Economics can be an impenetrable morass, and there is no way of briefly surveying the career of someone as ubiquitous as Stiglitz, but here's a brieg biographical teaser.
Stiglitz helped create a new branch of economics, "The Economics of Information," exploring the consequences of information asymmetries and pioneering such pivotal concepts as adverse selection and moral hazard, which have now become standard tools not only of theorists, but of policy analysts. He has made major contributions to macro-economics and monetary theory, to development economics and trade theory, to public and corporate finance, to the theories of industrial organization and rural organization, and to the theories of welfare economics and of income and wealth distribution. In the 1980s, he helped revive interest in the economics of R&D.
His work has helped explain the circumstances in which markets do not work well, and how selective government intervention can improve their performance.
In New Albany, the Oscar Meyer Prize-winning fraudomist Dan Coffey also has done pioneering work in the economics of information, proving that when the the mayor is hostile, there's never enough information, but when he isn't, any available information must be carefully guarded by storage in grandma's cookie jar.
If the title of Stiglitz's forthcoming book is any indication, it is doubtful that he and Coffey will be breaking bread for the ritual sopping of barbecued bologna, washed down by copious quantities of sun tea, any time soon.
(No, Dan. "Leaning" means something else entirely)
But doesn't the phrase "Creating a Learning Society" perfectly capture New Albany's challenges as we move forward? The political culture of non-learning isn't keeping pace, and it may be time to try something different, for a change.
Creating a Learning Society: A New Approach to Growth, Development, and Social Progress, by Joseph E. Stiglitz and Bruce C. Greenwald.
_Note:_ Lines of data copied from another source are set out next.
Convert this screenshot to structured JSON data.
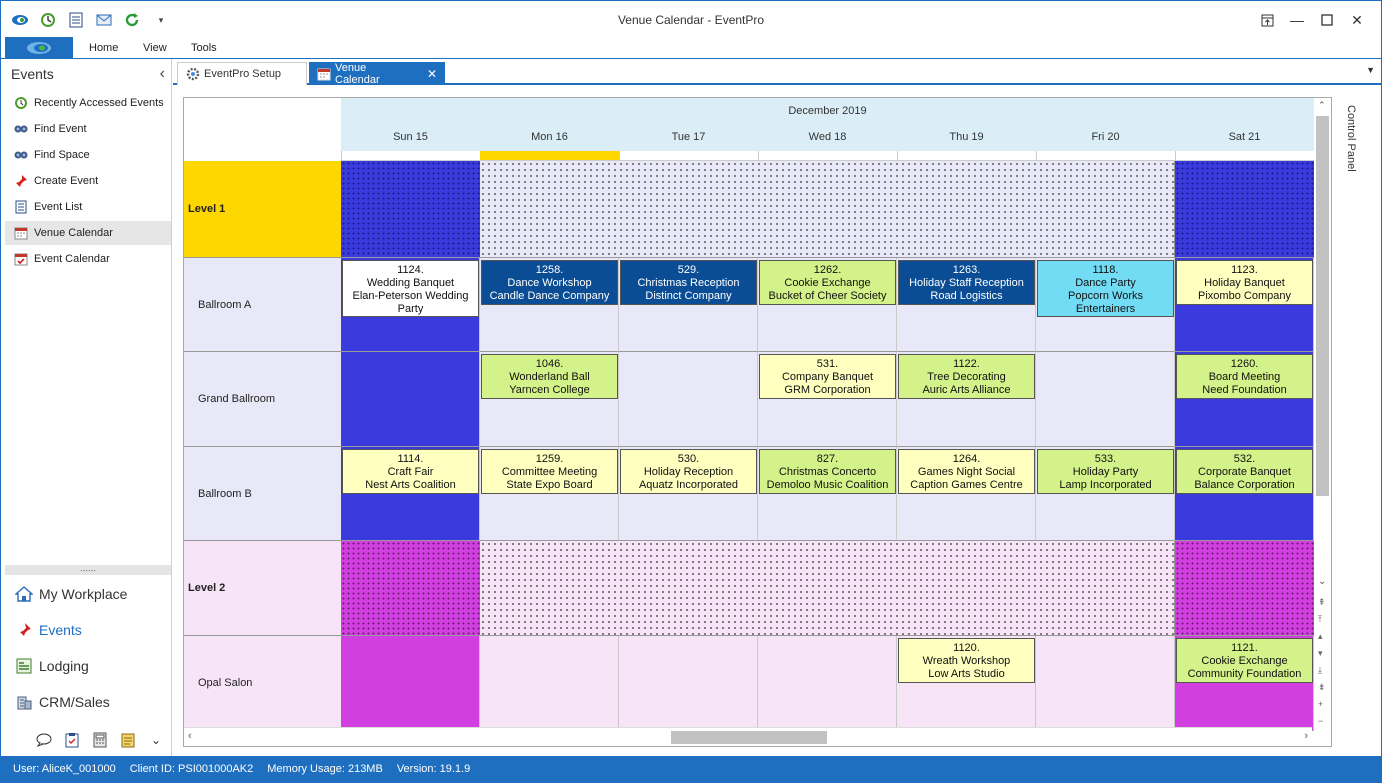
{
  "window": {
    "title": "Venue Calendar - EventPro"
  },
  "ribbon": {
    "tabs": [
      "Home",
      "View",
      "Tools"
    ]
  },
  "sidebar": {
    "header": "Events",
    "items": [
      {
        "label": "Recently Accessed Events",
        "icon": "clock-icon"
      },
      {
        "label": "Find Event",
        "icon": "binoculars-icon"
      },
      {
        "label": "Find Space",
        "icon": "binoculars-icon"
      },
      {
        "label": "Create Event",
        "icon": "pushpin-icon"
      },
      {
        "label": "Event List",
        "icon": "list-document-icon"
      },
      {
        "label": "Venue Calendar",
        "icon": "calendar-icon",
        "selected": true
      },
      {
        "label": "Event Calendar",
        "icon": "calendar-check-icon"
      }
    ],
    "modules": [
      {
        "label": "My Workplace",
        "icon": "house-icon"
      },
      {
        "label": "Events",
        "icon": "pushpin-icon",
        "active": true
      },
      {
        "label": "Lodging",
        "icon": "lodging-icon"
      },
      {
        "label": "CRM/Sales",
        "icon": "building-icon"
      }
    ]
  },
  "doc_tabs": [
    {
      "label": "EventPro Setup",
      "icon": "gear-icon"
    },
    {
      "label": "Venue Calendar",
      "icon": "calendar-icon",
      "active": true
    }
  ],
  "calendar": {
    "month": "December 2019",
    "days": [
      "Sun 15",
      "Mon 16",
      "Tue 17",
      "Wed 18",
      "Thu 19",
      "Fri 20",
      "Sat 21"
    ],
    "today_index": 1,
    "control_panel_label": "Control Panel",
    "rows": [
      {
        "label": "Level 1",
        "kind": "level",
        "color": "#ffd700",
        "weekend_color": "#3b3bdd",
        "weekday_pattern": "dots-blue"
      },
      {
        "label": "Ballroom A",
        "kind": "room",
        "events": [
          {
            "day": 0,
            "lines": [
              "1124.",
              "Wedding Banquet",
              "Elan-Peterson Wedding",
              "Party"
            ],
            "style": "white"
          },
          {
            "day": 1,
            "lines": [
              "1258.",
              "Dance Workshop",
              "Candle Dance Company"
            ],
            "style": "navy"
          },
          {
            "day": 2,
            "lines": [
              "529.",
              "Christmas Reception",
              "Distinct Company"
            ],
            "style": "navy"
          },
          {
            "day": 3,
            "lines": [
              "1262.",
              "Cookie Exchange",
              "Bucket of Cheer Society"
            ],
            "style": "green"
          },
          {
            "day": 4,
            "lines": [
              "1263.",
              "Holiday Staff Reception",
              "Road Logistics"
            ],
            "style": "navy"
          },
          {
            "day": 5,
            "lines": [
              "1118.",
              "Dance Party",
              "Popcorn Works",
              "Entertainers"
            ],
            "style": "cyan"
          },
          {
            "day": 6,
            "lines": [
              "1123.",
              "Holiday Banquet",
              "Pixombo Company"
            ],
            "style": "yellow"
          }
        ]
      },
      {
        "label": "Grand Ballroom",
        "kind": "room",
        "events": [
          {
            "day": 1,
            "lines": [
              "1046.",
              "Wonderland Ball",
              "Yarncen College"
            ],
            "style": "green"
          },
          {
            "day": 3,
            "lines": [
              "531.",
              "Company Banquet",
              "GRM Corporation"
            ],
            "style": "yellow"
          },
          {
            "day": 4,
            "lines": [
              "1122.",
              "Tree Decorating",
              "Auric Arts Alliance"
            ],
            "style": "green"
          },
          {
            "day": 6,
            "lines": [
              "1260.",
              "Board Meeting",
              "Need Foundation"
            ],
            "style": "green"
          }
        ]
      },
      {
        "label": "Ballroom B",
        "kind": "room",
        "events": [
          {
            "day": 0,
            "lines": [
              "1114.",
              "Craft Fair",
              "Nest Arts Coalition"
            ],
            "style": "yellow"
          },
          {
            "day": 1,
            "lines": [
              "1259.",
              "Committee Meeting",
              "State Expo Board"
            ],
            "style": "yellow"
          },
          {
            "day": 2,
            "lines": [
              "530.",
              "Holiday Reception",
              "Aquatz Incorporated"
            ],
            "style": "yellow"
          },
          {
            "day": 3,
            "lines": [
              "827.",
              "Christmas Concerto",
              "Demoloo Music Coalition"
            ],
            "style": "green"
          },
          {
            "day": 4,
            "lines": [
              "1264.",
              "Games Night Social",
              "Caption Games Centre"
            ],
            "style": "yellow"
          },
          {
            "day": 5,
            "lines": [
              "533.",
              "Holiday Party",
              "Lamp Incorporated"
            ],
            "style": "green"
          },
          {
            "day": 6,
            "lines": [
              "532.",
              "Corporate Banquet",
              "Balance Corporation"
            ],
            "style": "green"
          }
        ]
      },
      {
        "label": "Level 2",
        "kind": "level",
        "color": "#f7e4f7",
        "weekend_color": "#d13fe0",
        "weekday_pattern": "dots-pink"
      },
      {
        "label": "Opal Salon",
        "kind": "room2",
        "events": [
          {
            "day": 4,
            "lines": [
              "1120.",
              "Wreath Workshop",
              "Low Arts Studio"
            ],
            "style": "yellow"
          },
          {
            "day": 6,
            "lines": [
              "1121.",
              "Cookie Exchange",
              "Community Foundation"
            ],
            "style": "green"
          }
        ]
      }
    ]
  },
  "colors": {
    "accent": "#1e6fbf",
    "weekday_bg_blue": "#e8e8f8",
    "weekend_blue": "#3b3bdd",
    "weekday_bg_pink": "#f7e4f7",
    "weekend_pink": "#d13fe0",
    "navy": "#0a4d94",
    "green": "#d4f28a",
    "yellow": "#ffffc0",
    "cyan": "#73dcf5",
    "today": "#ffd700"
  },
  "status": {
    "user": "User: AliceK_001000",
    "client": "Client ID: PSI001000AK2",
    "memory": "Memory Usage: 213MB",
    "version": "Version: 19.1.9"
  }
}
With Philippe Aghion, Kenneth J. Arrow, Robert M. Solow, and Michael Woodford
It has long been recognized that an improved standard of living results from advances in technology, not from the accumulation of capital. It has also become clear that what truly separates developed from less-developed countries is not just a gap in resources or output but a gap in knowledge. In fact, the pace at which developing countries grow is largely a function of the pace at which they close that gap.
Thus, to understand how countries grow and develop, it is essential to know how they learn and become more productive and what government can do to promote learning. In Creating a Learning Society, Joseph E. Stiglitz and Bruce C. Greenwald cast light on the significance of this insight for economic theory and policy. Taking as a starting point Kenneth J. Arrow's 1962 paper "Learning by Doing," they explain why the production of knowledge differs from that of other goods and why market economies alone typically do not produce and transmit knowledge efficiently. Closing knowledge gaps and helping laggards learn are central to growth and development. But creating a learning society is equally crucial if we are to sustain improved living standards in advanced countries.